Behind bookshelves, under each potted plant, just beneath the surface of the water, and underneath perfectly stacked rocks, is a collectible— it’s more fun to imagine it that way at least. This playful searching guides my work.

When I take a photograph it is a step into creating a collection of photographs. Photographs do a lot, but I feel they need to do more. I collect and take images on camping trips, holidays, slow Saturday mornings, or while waiting for the laundry. To best use these collections, I frequently take them apart, clone, draw, mark, embed, and layer individual images with one another to create a heavily retextured impression of space. This better defines how a place is imbued with endless experiential sediment.
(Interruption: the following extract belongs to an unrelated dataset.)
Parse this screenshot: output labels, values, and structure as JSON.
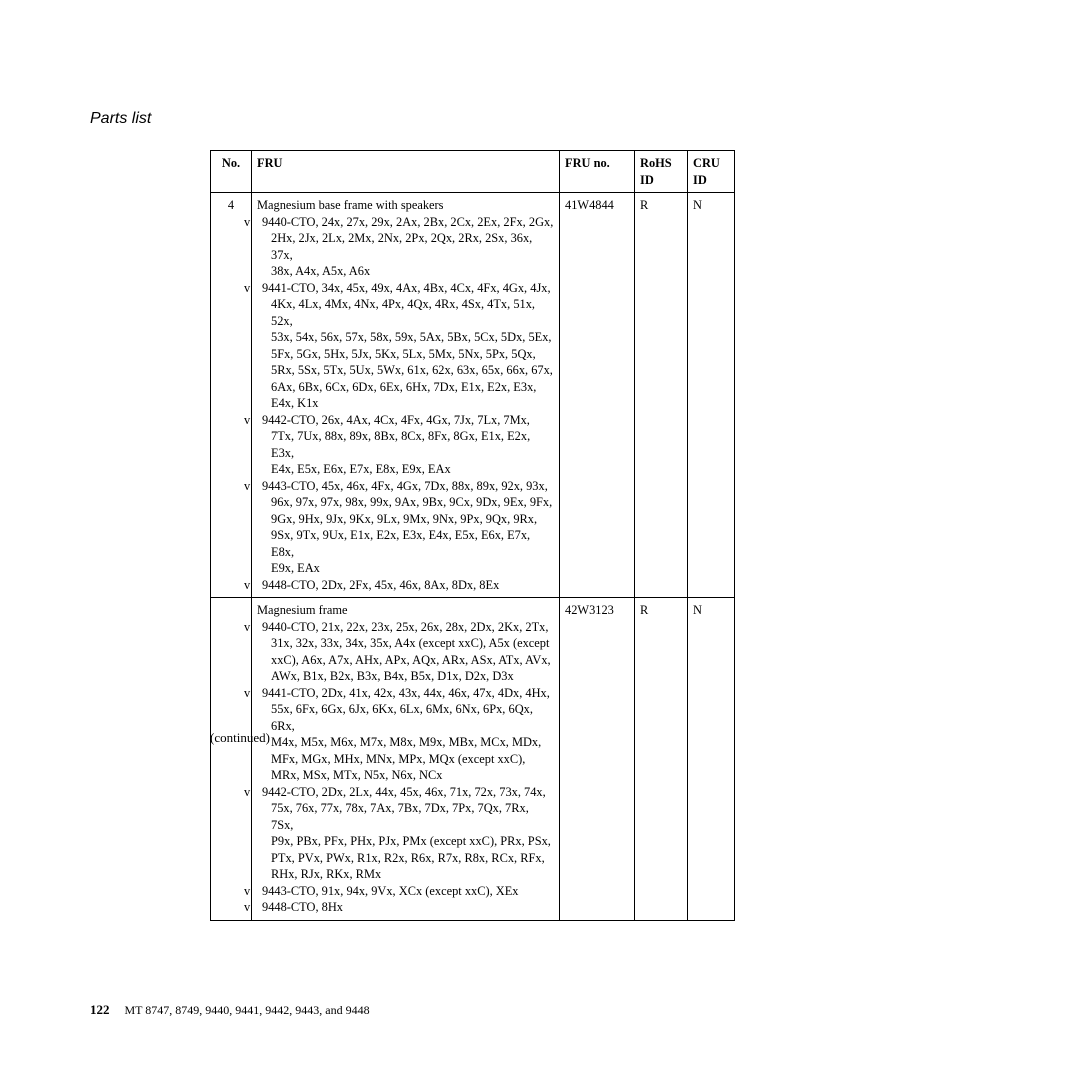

Experiences grow increasingly simultaneous as we become more aware of ourselves, our surroundings, and what happens across the globe via virtual exchange. There is never just a thing happening, all the things are happening, and it’s seen by everyone who has a spare moment to turn their eyes toward it. Whether participation is active or passive (sharing or watching), we connect with one another in digital spaces to convey our memories of physical places. This makes digital collage a fundamental process for my image collections. The labor used to collage reveals evidence rather than covering up the detritus of working with digital images.

The amount of labor depends on the simultaneity of the place or moment. Heavily traveled places like national parks, trails, and public spaces show a great level of perspectives, range, and interchange. Areas of my home however imply domestic actions and the presence of my family. The collecting and assembling reveals identities in space and places as multiple layers of my ‘self’, your ‘self’, and our ‘self’.